I did a good bit of fishing at the CEI break wall in Eastlake last summer and every once in a while people would start catching them out of the blue. The were catching them on white bass rigs. The ones with the agitator and a fly. They would seem to bite just as it got dark and the bite would stop as fast as it started.


----------



## TURKEY09

I have caught several at Dale Hollow on super flukes.


----------



## sbreech

I want to catch a gar too. Last year fishing for smallmouth in the Darby, the creek opened up to a big pool, and there were literally HUNDREDS of gar just hovering about 6 inches under the water. They wouldn't bite anything I threw.


----------



## Ry440

I saw a gar swimming in front of the pier in avon lake today while fishing white bass


----------



## H2O Mellon

They are all over the Ohio and Scoito Rivers. Here's one that I cought a couple years ago in downtown Cincinnati,it's the largest one I've caught. I think it was around 49 inches long, or something similar I honestly can't remember without researching it.


----------



## Flippin 416

They are in Portage Lakes also....and some big ones at that!!! We saw a ton of them last night while we were bass fishing.


----------



## ls1

Flippin 416 said:


> They are in Portage Lakes also....and some big ones at that!!! We saw a ton of them last night while we were bass fishing.
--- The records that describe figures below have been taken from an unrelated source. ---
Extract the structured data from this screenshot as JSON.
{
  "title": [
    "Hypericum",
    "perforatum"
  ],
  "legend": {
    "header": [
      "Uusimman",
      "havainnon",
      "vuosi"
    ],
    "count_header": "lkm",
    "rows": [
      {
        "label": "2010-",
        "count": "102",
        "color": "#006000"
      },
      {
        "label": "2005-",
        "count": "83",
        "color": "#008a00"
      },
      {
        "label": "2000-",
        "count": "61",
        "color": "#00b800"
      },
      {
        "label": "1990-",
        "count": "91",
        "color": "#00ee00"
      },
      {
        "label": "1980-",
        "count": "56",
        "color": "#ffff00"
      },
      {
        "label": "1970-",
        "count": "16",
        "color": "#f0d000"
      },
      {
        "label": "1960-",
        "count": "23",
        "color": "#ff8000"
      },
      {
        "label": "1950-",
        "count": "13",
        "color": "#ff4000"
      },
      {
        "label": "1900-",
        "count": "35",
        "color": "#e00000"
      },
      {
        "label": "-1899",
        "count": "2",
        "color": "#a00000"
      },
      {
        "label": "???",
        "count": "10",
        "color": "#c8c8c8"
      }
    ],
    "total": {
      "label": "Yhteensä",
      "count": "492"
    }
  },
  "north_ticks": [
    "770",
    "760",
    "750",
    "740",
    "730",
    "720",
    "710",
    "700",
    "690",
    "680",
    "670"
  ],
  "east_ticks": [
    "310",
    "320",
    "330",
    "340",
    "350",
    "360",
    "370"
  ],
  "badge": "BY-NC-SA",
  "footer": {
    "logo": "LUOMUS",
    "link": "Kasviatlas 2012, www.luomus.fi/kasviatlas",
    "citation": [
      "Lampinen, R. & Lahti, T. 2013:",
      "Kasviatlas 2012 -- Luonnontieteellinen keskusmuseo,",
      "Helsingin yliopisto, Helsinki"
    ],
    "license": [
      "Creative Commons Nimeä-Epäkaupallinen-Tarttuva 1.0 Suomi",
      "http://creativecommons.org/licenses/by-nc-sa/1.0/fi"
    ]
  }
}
I was prefishing for a tourney out there and hooked into a couple of them. If you want a musky check out west branch. Seems like everytime I go out there we catch or see a couple nice ones. They're all over jay lake in west branch.


----------



## TBONE123456789

Definately in portage lakes, I have caught them up tight to an island , bobber set at 2 ft. with cut shad, use a steal leader or they will bite through the line, also be ready for the fight of your life!!!


----------



## wonka

I caught a needlenose gar in the lagoon at snyder park in spfld ohio


----------